Ağızımı ne ara doldurduysam cevap verecek güç bulamadım. Ağızımdakını tek bir seferde çiğnemeye çalıştım ama olmadı. Mehmed de konuşamayacağımı anlayıp güldü, "tamam tamam.", dedi kahkaha atarak.
Suyu aldım ve içtim. Sonunda ağızımdaki lokmayı rahatlıkla yutabilmiştim. Son şu bir aydır hrşey mükemmel gidiyordu. Mehmed ile hergün görüşüyordum, etrafımda sevmediğim değil de, sevdiğim insanlar vardı.
Niko'yu da çok özlemiştim. Kendisi payitahtta kalmıştı. Onu Elena ile birlikte çok özlüyordum.

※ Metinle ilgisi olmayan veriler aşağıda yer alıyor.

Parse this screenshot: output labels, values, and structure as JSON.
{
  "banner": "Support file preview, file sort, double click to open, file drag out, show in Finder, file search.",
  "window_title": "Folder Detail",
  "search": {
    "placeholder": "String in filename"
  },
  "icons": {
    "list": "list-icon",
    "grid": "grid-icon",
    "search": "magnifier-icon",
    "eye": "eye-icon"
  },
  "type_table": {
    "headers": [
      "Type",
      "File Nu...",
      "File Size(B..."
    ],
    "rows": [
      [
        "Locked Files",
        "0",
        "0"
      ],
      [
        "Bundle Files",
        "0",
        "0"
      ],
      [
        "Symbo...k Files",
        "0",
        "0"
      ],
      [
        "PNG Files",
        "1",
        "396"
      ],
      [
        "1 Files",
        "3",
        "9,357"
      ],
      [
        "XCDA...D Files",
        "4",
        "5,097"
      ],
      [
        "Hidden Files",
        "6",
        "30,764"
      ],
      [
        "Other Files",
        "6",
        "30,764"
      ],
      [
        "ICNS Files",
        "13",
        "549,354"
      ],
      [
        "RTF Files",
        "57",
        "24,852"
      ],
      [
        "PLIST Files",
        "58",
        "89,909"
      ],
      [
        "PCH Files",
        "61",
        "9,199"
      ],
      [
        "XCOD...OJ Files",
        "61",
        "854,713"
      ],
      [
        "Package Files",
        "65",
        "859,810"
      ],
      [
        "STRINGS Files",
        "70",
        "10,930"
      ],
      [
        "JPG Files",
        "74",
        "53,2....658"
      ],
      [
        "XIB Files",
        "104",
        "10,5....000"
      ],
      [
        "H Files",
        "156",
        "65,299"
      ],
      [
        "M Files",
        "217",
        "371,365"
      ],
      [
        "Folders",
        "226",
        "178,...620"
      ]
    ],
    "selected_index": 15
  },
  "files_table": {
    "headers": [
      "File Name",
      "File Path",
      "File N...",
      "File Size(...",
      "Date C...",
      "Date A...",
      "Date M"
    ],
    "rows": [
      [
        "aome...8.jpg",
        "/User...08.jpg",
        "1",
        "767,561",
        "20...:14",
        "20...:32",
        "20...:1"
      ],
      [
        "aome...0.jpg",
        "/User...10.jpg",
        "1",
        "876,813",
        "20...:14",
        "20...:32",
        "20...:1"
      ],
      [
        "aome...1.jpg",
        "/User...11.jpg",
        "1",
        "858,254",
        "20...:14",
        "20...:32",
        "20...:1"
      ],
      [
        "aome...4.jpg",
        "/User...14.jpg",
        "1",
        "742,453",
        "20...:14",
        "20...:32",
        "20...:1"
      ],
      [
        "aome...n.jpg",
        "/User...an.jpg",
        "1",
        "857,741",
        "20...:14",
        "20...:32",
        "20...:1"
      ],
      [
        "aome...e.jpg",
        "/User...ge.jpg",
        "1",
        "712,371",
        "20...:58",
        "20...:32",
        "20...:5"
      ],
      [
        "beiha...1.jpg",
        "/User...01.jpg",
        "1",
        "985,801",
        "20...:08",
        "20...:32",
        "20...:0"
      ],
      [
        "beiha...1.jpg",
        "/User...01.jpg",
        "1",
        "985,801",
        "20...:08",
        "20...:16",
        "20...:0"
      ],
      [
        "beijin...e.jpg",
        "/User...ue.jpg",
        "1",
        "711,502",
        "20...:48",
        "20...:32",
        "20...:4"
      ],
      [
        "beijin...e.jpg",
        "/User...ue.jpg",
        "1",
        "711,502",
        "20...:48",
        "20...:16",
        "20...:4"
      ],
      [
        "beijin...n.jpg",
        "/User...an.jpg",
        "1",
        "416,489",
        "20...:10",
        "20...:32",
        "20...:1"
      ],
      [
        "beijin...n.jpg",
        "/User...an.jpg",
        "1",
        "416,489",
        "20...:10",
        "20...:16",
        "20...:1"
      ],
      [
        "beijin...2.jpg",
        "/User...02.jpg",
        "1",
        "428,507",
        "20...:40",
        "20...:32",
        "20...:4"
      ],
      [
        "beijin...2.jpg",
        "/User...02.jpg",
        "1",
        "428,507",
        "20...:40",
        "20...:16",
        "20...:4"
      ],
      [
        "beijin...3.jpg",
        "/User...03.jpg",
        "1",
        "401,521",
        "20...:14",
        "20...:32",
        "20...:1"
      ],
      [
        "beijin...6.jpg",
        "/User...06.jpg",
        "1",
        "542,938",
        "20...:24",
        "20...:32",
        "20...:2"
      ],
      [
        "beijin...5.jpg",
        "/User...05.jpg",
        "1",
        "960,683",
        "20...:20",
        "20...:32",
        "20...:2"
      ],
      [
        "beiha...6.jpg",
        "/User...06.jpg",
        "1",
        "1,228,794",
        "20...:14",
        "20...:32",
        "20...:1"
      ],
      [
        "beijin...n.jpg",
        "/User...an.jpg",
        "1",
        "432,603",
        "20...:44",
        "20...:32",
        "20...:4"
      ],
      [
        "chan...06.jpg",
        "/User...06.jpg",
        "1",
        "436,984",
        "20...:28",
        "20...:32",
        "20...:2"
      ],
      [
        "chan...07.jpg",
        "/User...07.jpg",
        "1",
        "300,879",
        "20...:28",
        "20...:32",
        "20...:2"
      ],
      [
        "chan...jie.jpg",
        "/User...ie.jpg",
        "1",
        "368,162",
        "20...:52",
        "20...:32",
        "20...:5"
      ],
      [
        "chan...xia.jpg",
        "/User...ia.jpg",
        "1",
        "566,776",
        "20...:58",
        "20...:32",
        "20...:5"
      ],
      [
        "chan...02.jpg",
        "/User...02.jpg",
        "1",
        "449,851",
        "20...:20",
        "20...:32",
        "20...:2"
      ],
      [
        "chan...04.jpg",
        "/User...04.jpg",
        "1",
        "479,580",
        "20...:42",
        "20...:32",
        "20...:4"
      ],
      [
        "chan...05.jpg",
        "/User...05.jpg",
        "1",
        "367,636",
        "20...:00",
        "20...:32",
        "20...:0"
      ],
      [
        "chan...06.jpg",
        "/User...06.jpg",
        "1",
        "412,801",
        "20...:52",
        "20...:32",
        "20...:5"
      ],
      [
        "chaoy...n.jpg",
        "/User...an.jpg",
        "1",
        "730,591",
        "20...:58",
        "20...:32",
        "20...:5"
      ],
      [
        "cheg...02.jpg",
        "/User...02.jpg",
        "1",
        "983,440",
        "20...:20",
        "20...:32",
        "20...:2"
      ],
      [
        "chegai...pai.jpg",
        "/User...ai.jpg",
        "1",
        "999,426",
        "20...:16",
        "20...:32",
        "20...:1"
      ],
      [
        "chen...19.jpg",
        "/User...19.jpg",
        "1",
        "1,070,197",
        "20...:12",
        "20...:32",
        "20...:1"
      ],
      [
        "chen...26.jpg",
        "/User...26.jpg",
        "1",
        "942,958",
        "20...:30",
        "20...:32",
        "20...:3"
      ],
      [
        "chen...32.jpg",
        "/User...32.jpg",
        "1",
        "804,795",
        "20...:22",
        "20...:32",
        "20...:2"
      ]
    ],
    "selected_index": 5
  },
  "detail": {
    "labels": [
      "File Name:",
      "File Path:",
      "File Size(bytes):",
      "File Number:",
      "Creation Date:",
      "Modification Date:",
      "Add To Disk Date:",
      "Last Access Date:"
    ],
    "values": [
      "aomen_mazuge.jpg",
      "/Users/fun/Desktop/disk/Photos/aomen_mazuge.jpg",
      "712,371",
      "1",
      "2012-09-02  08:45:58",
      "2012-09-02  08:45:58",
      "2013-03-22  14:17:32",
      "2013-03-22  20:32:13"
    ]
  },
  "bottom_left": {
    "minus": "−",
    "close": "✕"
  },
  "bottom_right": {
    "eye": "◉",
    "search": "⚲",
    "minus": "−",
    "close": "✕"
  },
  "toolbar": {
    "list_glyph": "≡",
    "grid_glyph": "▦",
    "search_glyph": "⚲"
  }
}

Mehmed ile sohbet ediyorduk. Lakin yemeğim bitmişti, gitmem lazımdı. Çünkü bir işim vardı. Ayağa kalktım ve gitmeye hazırlandım.
"Ne oldu? Nereye böyle?", diye sual etti Mehmed.
"Benim artık gitmem lazım, Mehmed. Sonra yine uğrarım.", dedim.
ŞİMDİ OKUDUĞUN
Osmanlı'nın Aşkı
RomanceYarı bulgar ve yarı türk olan Laletsiya, kız kardeşi Tatiana ile yaşarken, anzısın kaçırılıp saraya götürülmüştür. Orada tamamen yanlız kaldığı için hayatının bittiğini sanar. Ama aslında onu tekrar hayata döndürecek olan aşk olucak, ve aşktan doğac...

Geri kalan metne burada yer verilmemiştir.